私の好きなあなたが幸せでありますように
「すみません、道をお尋ねしたいのですが」

藁にもすがる思いだった。

足を止めてくれたのは細身の男性。
顔は暗がりでよく見えない。
相手の背が高いから、私は必然的に見上げる格好になる。
断じて言っておく。
私の背だってそんなに低い方ではない。彼が高すぎるのだ。

「ええっと、俺こっちの方の人じゃないんだ」

彼はいかにもすまなさそうに言いながら、それでも私の持っていた地図を覗きこんでくれた。

「ああ、なんだ。俺の行くとこと同じ店だよ。すぐそこ」

店の名前を見た途端、彼はそういった。
彼の指し示したすぐそこにその店はあった。
店の近所でその店を見つけられないなんて、とちょっと恥ずかしい思いをしつつ店まで彼に同行させてもらった。

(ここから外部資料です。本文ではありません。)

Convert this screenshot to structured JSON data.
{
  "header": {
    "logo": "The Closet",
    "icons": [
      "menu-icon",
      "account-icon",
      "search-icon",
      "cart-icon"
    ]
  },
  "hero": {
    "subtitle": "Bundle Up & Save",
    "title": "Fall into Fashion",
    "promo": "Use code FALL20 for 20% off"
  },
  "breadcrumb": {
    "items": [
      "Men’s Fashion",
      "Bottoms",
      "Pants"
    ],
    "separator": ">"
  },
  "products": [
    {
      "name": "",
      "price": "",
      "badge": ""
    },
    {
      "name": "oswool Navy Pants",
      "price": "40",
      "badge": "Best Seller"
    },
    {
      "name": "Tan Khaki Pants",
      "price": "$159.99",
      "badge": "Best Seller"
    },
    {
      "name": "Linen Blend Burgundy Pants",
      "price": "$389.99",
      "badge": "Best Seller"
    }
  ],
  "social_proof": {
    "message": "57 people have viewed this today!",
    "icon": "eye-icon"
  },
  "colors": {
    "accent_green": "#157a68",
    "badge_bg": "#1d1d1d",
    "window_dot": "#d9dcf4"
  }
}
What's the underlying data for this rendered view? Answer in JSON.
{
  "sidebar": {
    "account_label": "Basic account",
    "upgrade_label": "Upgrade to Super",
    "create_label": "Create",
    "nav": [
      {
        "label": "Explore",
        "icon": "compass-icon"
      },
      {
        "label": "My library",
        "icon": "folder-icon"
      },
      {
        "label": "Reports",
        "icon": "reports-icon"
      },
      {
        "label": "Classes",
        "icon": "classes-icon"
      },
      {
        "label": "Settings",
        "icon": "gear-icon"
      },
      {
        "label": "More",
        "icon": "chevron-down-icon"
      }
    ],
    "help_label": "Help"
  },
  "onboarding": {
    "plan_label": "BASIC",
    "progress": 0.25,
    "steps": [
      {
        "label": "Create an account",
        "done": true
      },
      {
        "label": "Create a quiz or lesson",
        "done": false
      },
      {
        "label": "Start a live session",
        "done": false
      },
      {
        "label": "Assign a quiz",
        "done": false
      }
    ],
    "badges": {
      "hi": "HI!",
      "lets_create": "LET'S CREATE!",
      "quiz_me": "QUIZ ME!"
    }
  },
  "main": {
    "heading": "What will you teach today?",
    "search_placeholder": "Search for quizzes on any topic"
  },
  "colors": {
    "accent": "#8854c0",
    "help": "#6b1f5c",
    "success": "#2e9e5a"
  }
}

私のいた場所からほんの数メートル先にその店は存在していた。
私の目は節穴だな。
一応コンタクトを入れているから両目とも1・2の視力があるはずなのに。

カランカランっと軽快な音を立てドアが開く。
ドアは自動ではない。
彼が開けてくれたのだ。
お先にどうぞ、なんてなかなか紳士的ではないか。
ちょっと好印象を持ちつつ、ぺこりと頭を下げてお礼を言った。
入った瞬間待っていたのは、

「莉奈遅い!あんたまた道に迷ったでしょ!?」

「陸、ここよく分かったな。連絡来ると思ってたのに」

そんな二つの声だった。
陸と呼ばれた彼と顔を見合わせる。
瞬時に悟った。私はどうやら合コンの欠員で呼ばれたらしいと。

そんなわけで陸と初めて会ったのは私が迷子をしている時だったのだ。
偶然なのか運命なのか、そんなのどっちでもいいけれど、初めて会った瞬間から私は陸に助けてもらっていたことになる。
そしてその後もずっとお世話になりっぱなしだ。
そうなる近い未来のことを、この時の私はまだ知らなかった。